Does the statement "LTL is a star-free language"(from wiki) mean that the expressiveness power of LTL is equivalent to that of star-free languages? Then why can you describe in LTL the following language with the star: $a^*b^\omega$? $$\mathbf{G}(a \implies a\mathbf{U}b) \land G(b \implies \mathbf{X}b)$$ So, what does the sentence "LTL is star-free language" mean? Can you give an example of regular language with star which cannot be expressed in LTL? (not an example of LTL < NBA, but an example of LTL < regular language with star)

Answer 1

Short answer: $a^*b^{\omega}$ describes a star-free language.

Longer answer:

In order to show that let's consider two definitions of a regular star-free language :

• Language has a maximum star height of 0.
• Language is in the class of star-free languages, which is defined as follows: it's the smallest subset of $\Sigma^{\omega}$ which contains $\Sigma^{\omega}$, all singletons $\{x\}$, $x \in \Sigma$, and which is closed under finite union, concatenation and complementation.

It's possible to see that those two definitions are equivalent. We can also note that all finite languages are star-free.

An $\omega$-regular language is called $\omega$-star-free if it's a finite union of languages of type $XY^{\omega}$, where $X$ and $Y^+$ are star-free.

Now, $L = a^*$ can be described as $\Sigma^* \setminus (\Sigma^* (\Sigma \setminus a) \Sigma^*)$, so $L$ is a star-free language.
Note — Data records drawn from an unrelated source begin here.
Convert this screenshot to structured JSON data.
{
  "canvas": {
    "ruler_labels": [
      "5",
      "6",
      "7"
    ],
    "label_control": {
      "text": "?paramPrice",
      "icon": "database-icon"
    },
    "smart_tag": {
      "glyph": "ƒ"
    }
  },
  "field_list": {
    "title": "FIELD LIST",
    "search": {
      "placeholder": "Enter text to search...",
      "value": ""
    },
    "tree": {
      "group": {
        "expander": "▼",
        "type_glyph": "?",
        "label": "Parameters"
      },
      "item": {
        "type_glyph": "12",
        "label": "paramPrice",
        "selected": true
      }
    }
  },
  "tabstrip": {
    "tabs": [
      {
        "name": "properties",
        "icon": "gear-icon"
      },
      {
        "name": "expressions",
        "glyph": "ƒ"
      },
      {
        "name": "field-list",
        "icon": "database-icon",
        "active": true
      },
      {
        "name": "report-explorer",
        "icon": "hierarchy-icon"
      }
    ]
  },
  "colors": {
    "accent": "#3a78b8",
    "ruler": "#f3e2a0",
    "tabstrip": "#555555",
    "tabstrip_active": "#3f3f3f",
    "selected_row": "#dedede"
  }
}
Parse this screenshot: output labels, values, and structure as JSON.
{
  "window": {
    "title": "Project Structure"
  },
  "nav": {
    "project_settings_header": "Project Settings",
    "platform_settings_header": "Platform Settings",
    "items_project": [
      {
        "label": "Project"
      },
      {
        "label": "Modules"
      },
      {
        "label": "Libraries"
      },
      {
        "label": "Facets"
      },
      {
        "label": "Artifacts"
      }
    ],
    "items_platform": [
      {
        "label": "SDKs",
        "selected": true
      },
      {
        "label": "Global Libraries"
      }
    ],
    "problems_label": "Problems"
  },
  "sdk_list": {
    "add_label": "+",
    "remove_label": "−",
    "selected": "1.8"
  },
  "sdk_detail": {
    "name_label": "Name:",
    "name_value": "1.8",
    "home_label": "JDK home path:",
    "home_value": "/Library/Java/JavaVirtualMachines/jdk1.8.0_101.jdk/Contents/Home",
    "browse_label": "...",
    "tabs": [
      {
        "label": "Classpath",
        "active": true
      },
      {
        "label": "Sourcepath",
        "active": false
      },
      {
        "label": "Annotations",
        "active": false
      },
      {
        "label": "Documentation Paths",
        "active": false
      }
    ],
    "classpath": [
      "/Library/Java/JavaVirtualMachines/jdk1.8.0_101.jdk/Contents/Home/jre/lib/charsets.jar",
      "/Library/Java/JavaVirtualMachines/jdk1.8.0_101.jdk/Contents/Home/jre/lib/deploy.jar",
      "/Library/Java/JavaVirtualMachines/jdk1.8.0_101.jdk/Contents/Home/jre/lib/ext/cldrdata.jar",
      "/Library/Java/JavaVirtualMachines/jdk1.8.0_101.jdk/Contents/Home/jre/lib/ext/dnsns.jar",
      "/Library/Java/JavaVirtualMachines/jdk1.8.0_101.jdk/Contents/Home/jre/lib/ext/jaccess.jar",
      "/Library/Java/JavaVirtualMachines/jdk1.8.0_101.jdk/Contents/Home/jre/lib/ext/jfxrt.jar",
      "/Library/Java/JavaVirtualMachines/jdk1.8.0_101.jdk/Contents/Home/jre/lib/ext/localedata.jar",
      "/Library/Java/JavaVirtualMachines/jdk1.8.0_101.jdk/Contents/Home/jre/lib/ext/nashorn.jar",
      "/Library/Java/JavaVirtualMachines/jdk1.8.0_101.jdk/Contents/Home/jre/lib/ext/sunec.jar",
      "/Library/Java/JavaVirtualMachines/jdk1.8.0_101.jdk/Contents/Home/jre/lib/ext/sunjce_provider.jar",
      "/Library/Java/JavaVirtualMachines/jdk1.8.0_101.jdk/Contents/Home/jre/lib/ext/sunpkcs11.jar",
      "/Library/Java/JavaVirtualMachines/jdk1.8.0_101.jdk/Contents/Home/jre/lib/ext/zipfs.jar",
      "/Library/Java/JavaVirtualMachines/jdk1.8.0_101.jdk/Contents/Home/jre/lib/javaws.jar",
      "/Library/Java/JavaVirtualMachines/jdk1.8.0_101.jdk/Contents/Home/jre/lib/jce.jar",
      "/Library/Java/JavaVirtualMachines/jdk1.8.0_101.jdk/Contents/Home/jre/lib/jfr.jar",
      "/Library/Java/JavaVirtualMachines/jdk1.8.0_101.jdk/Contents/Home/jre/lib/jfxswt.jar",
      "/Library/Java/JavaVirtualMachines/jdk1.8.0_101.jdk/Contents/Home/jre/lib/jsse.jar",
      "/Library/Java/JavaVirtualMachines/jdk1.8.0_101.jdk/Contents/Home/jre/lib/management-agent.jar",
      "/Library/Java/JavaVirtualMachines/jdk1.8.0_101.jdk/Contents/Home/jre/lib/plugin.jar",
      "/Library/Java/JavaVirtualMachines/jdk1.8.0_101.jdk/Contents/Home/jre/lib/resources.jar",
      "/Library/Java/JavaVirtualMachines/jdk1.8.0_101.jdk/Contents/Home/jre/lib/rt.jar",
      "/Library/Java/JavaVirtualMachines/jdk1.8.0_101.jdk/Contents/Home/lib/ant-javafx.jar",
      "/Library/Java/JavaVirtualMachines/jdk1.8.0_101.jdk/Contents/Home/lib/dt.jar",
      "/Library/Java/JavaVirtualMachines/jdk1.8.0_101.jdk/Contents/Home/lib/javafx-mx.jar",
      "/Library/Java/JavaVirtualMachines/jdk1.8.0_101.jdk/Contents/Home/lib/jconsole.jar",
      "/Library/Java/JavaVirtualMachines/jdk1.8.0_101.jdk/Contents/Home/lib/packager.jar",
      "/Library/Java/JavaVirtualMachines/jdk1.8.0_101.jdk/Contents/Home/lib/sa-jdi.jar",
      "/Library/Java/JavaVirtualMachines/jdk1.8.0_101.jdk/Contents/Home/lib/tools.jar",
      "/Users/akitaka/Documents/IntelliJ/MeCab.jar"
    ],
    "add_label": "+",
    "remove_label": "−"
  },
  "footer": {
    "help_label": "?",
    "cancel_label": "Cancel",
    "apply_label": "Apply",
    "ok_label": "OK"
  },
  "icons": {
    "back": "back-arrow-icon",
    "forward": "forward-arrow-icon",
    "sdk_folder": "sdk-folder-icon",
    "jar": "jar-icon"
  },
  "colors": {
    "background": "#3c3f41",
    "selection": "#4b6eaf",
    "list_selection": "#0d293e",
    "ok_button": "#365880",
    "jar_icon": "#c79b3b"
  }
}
Since $L' = a^* b^{\omega}$ can be written as concatenation in the form of $XY^{\omega}$ where $X = L$ and $Y = \{b\}$ (it's easy to show that $Y^+$ is star-free) we can conclude that $L'$ is star-free.

For more information (and equivalent definitions) I can refer you to the following papers: First-order definable languages, On the Expressive Power of Temporal Logic, On the expressive power of temporal logic for infinite words

Answer 2

Indeed, the language $a^*b^\omega$ is star-free, and it can be equivalently captured by $L_1L_2$, where $$L_1=\Sigma^*b\backslash(\Sigma^*(\Sigma\backslash a)\Sigma^*b)$$ and $$L_2=\Sigma^\omega\backslash(\Sigma^*(\Sigma\backslash b)\Sigma^\omega).$$ In the above, $L_1$ and $L_2$ are respectively equal to $a^*b$ and $b^\omega$.

Note that for star-free expressions, Kleen-closure ($*$ and $\omega$) can only be applied to $\Sigma$ (the whole alphabet set).

B.T.W., you may simplify your LTL expression, and you can just use $a{\bf U}({\bf G}b)$.